Un anno da dimenticare, questo 2020. Un anno che ha portato con se tanto dolore, rinunce e paure. Un anno che però a Tavazzano con Villavesco, come ogni settembre, si cercava di migliorare con l’evento più atteso da tutti i cittadini: la festa paesana, l’arrivo delle giostre, lo zucchero filato, l’unione di un paese che si ricorda delle bellezze della vita con un po’ di sano divertimento. Ma così non è stato grazie ad una maxi rissa che ha cancellato tutto ciò che di bello si poteva vivere in questi giorni di festeggiamento e a causa della quale il sindaco ha deciso, per tutelare l’incolumità di tutti, di spegnere anticipatamente le luci del luna park.

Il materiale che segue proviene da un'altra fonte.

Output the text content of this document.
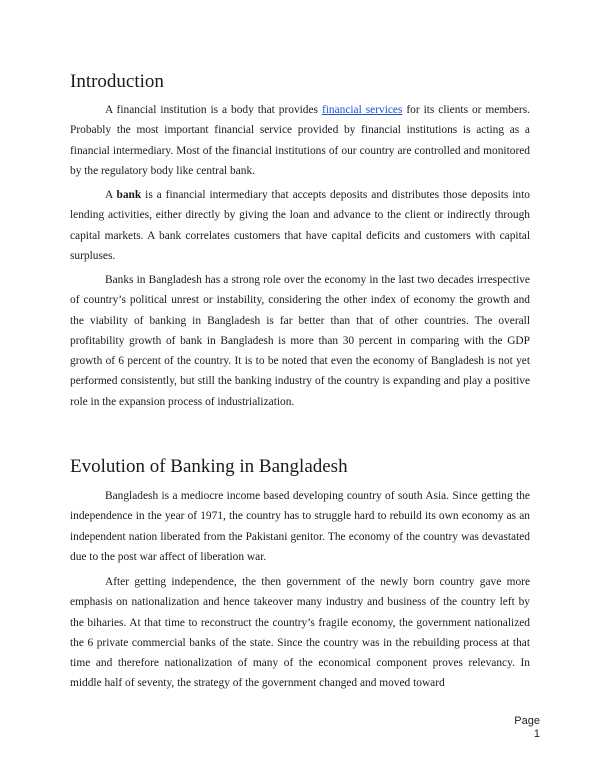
Introduction

A financial institution is a body that provides financial services for its clients or members. Probably the most important financial service provided by financial institutions is acting as a financial intermediary. Most of the financial institutions of our country are controlled and monitored by the regulatory body like central bank.

A bank is a financial intermediary that accepts deposits and distributes those deposits into lending activities, either directly by giving the loan and advance to the client or indirectly through capital markets. A bank correlates customers that have capital deficits and customers with capital surpluses.

Banks in Bangladesh has a strong role over the economy in the last two decades irrespective of country’s political unrest or instability, considering the other index of economy the growth and the viability of banking in Bangladesh is far better than that of other countries. The overall profitability growth of bank in Bangladesh is more than 30 percent in comparing with the GDP growth of 6 percent of the country. It is to be noted that even the economy of Bangladesh is not yet performed consistently, but still the banking industry of the country is expanding and play a positive role in the expansion process of industrialization.

Evolution of Banking in Bangladesh

Bangladesh is a mediocre income based developing country of south Asia. Since getting the independence in the year of 1971, the country has to struggle hard to rebuild its own economy as an independent nation liberated from the Pakistani genitor. The economy of the country was devastated due to the post war affect of liberation war.

After getting independence, the then government of the newly born country gave more emphasis on nationalization and hence takeover many industry and business of the country left by the biharies. At that time to reconstruct the country’s fragile economy, the government nationalized the 6 private commercial banks of the state. Since the country was in the rebuilding process at that time and therefore nationalization of many of the economical component proves relevancy. In middle half of seventy, the strategy of the government changed and moved toward

Page
1
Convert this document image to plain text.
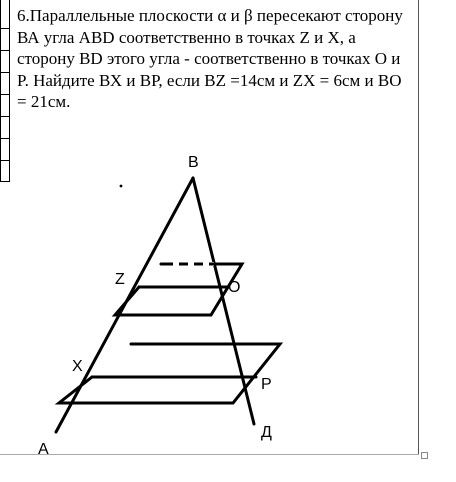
6.Параллельные плоскости α и β пересекают сторону ВА угла ABD соответственно в точках Z и X, а сторону BD этого угла - соответственно в точках O и P. Найдите ВХ и ВР, если BZ =14см и ZX = 6см и BO = 21см.

B
Z	O
X
P
A
Д
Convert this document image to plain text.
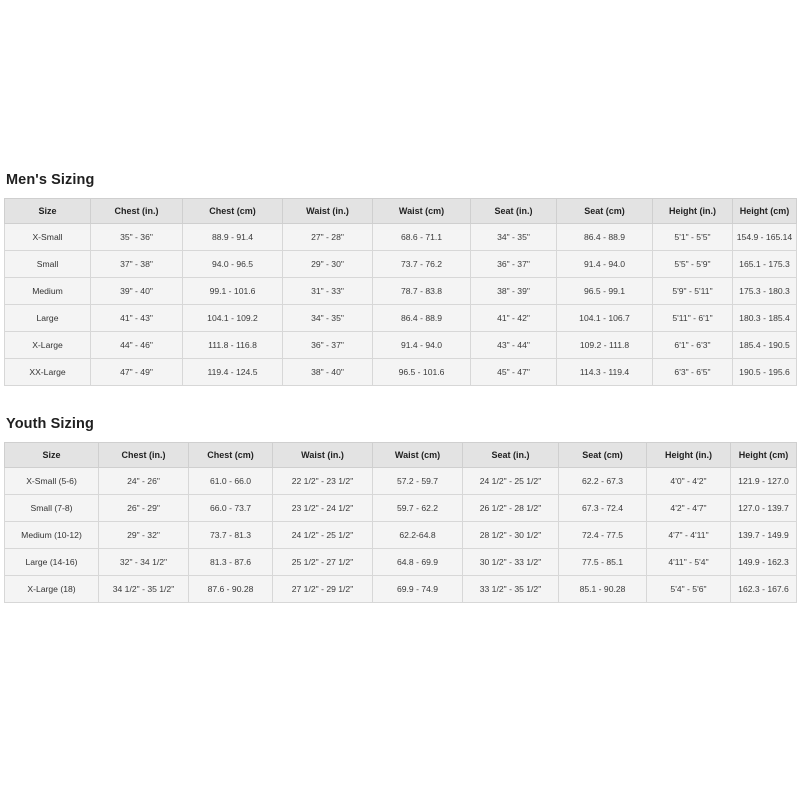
Men's Sizing
Size	Chest (in.)	Chest (cm)	Waist (in.)	Waist (cm)	Seat (in.)	Seat (cm)	Height (in.)	Height (cm)
X-Small	35" - 36"	88.9 - 91.4	27" - 28"	68.6 - 71.1	34" - 35"	86.4 - 88.9	5'1" - 5'5"	154.9 - 165.14
Small	37" - 38"	94.0 - 96.5	29" - 30"	73.7 - 76.2	36" - 37"	91.4 - 94.0	5'5" - 5'9"	165.1 - 175.3
Medium	39" - 40"	99.1 - 101.6	31" - 33"	78.7 - 83.8	38" - 39"	96.5 - 99.1	5'9" - 5'11"	175.3 - 180.3
Large	41" - 43"	104.1 - 109.2	34" - 35"	86.4 - 88.9	41" - 42"	104.1 - 106.7	5'11" - 6'1"	180.3 - 185.4
X-Large	44" - 46"	111.8 - 116.8	36" - 37"	91.4 - 94.0	43" - 44"	109.2 - 111.8	6'1" - 6'3"	185.4 - 190.5
XX-Large	47" - 49"	119.4 - 124.5	38" - 40"	96.5 - 101.6	45" - 47"	114.3 - 119.4	6'3" - 6'5"	190.5 - 195.6
Youth Sizing
Size	Chest (in.)	Chest (cm)	Waist (in.)	Waist (cm)	Seat (in.)	Seat (cm)	Height (in.)	Height (cm)
X-Small (5-6)	24" - 26"	61.0 - 66.0	22 1/2" - 23 1/2"	57.2 - 59.7	24 1/2" - 25 1/2"	62.2 - 67.3	4'0" - 4'2"	121.9 - 127.0
Small (7-8)	26" - 29"	66.0 - 73.7	23 1/2" - 24 1/2"	59.7 - 62.2	26 1/2" - 28 1/2"	67.3 - 72.4	4'2" - 4'7"	127.0 - 139.7
Medium (10-12)	29" - 32"	73.7 - 81.3	24 1/2" - 25 1/2"	62.2-64.8	28 1/2" - 30 1/2"	72.4 - 77.5	4'7" - 4'11"	139.7 - 149.9
Large (14-16)	32" - 34 1/2"	81.3 - 87.6	25 1/2" - 27 1/2"	64.8 - 69.9	30 1/2" - 33 1/2"	77.5 - 85.1	4'11" - 5'4"	149.9 - 162.3
X-Large (18)	34 1/2" - 35 1/2"	87.6 - 90.28	27 1/2" - 29 1/2"	69.9 - 74.9	33 1/2" - 35 1/2"	85.1 - 90.28	5'4" - 5'6"	162.3 - 167.6
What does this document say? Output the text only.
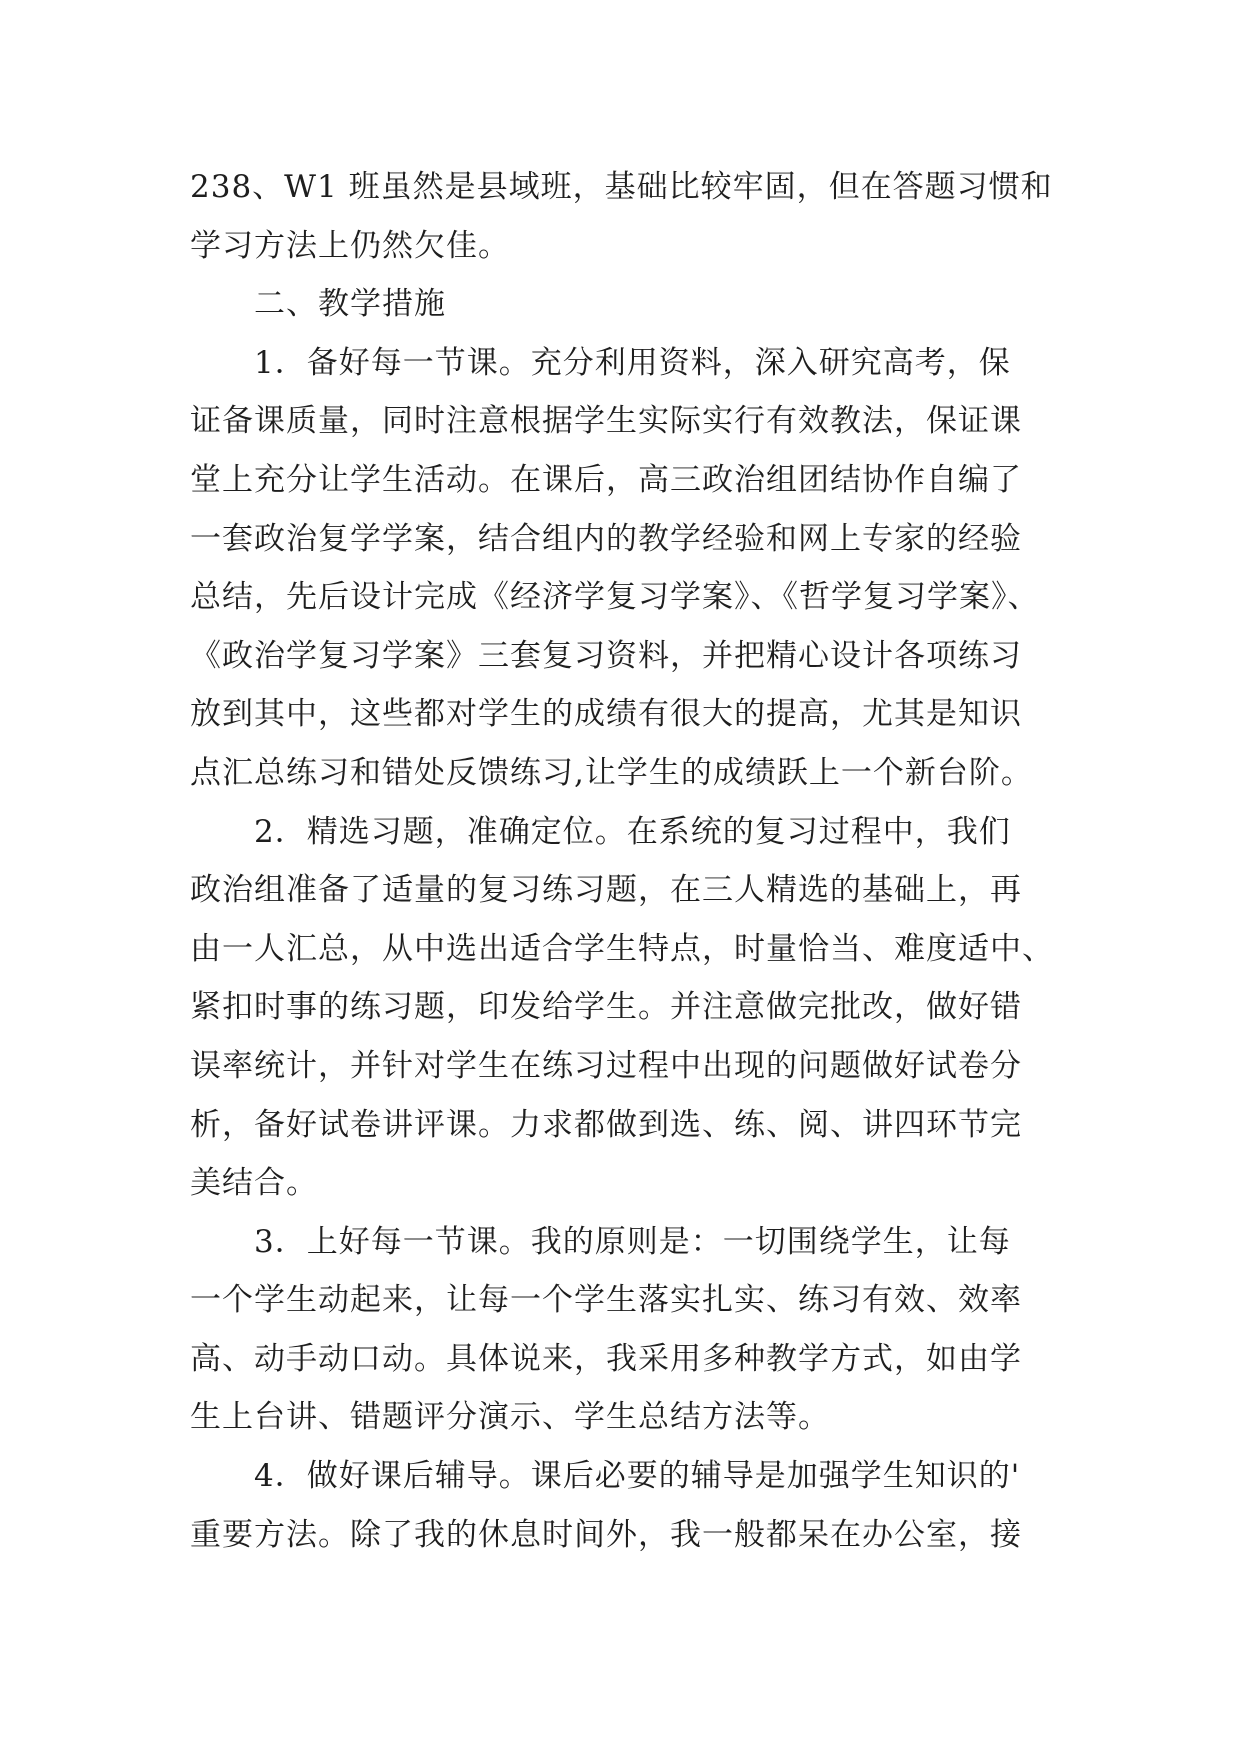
238、W1 班虽然是县域班，基础比较牢固，但在答题习惯和
学习方法上仍然欠佳。
二、教学措施
1．备好每一节课。充分利用资料，深入研究高考，保
证备课质量，同时注意根据学生实际实行有效教法，保证课
堂上充分让学生活动。在课后，高三政治组团结协作自编了
一套政治复学学案，结合组内的教学经验和网上专家的经验
总结，先后设计完成《经济学复习学案》、《哲学复习学案》、
《政治学复习学案》三套复习资料，并把精心设计各项练习
放到其中，这些都对学生的成绩有很大的提高，尤其是知识
点汇总练习和错处反馈练习,让学生的成绩跃上一个新台阶。
2．精选习题，准确定位。在系统的复习过程中，我们
政治组准备了适量的复习练习题，在三人精选的基础上，再
由一人汇总，从中选出适合学生特点，时量恰当、难度适中、
紧扣时事的练习题，印发给学生。并注意做完批改，做好错
误率统计，并针对学生在练习过程中出现的问题做好试卷分
析，备好试卷讲评课。力求都做到选、练、阅、讲四环节完
美结合。
3．上好每一节课。我的原则是：一切围绕学生，让每
一个学生动起来，让每一个学生落实扎实、练习有效、效率
高、动手动口动。具体说来，我采用多种教学方式，如由学
生上台讲、错题评分演示、学生总结方法等。
4．做好课后辅导。课后必要的辅导是加强学生知识的'
重要方法。除了我的休息时间外，我一般都呆在办公室，接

Perchè non deve più succedere.

Sì, non è la prima volta che alle giostre scoppi una rissa. Succede, neanche così sporadicamente, che dalle parole si passi alle mani e che tra i due litiganti il terzo e pure il quarto si mettano in mezzo per dar man forte. Succede poi che le forze dell’ordine intervengano per sedare la lite, eventualmente denuncino i responsabili e nei casi più gravi li arrestino anche. Succede sì, anche se non dovrebbe, ma negare questa evidenza sarebbe inutile. Quello che solitamente (in Italia nel 2020) non succede né dovrà ripetersi è che a causa degli animi surriscaldati di qualcuno ci debba rimettere un’intera comunità, non deve succedere che il sindaco debba ritrovarsi a firmare un’ordinanza con cui stabilisce la chiusura anticipata della festa paesana, non deve succedere che ci rimettano coloro che onestamente lavorano a questi eventi, non può succedere che chi attende questi giorni di festa per un anno li veda sfumare per colpa dell’inciviltà di un piccolo branco di teppisti.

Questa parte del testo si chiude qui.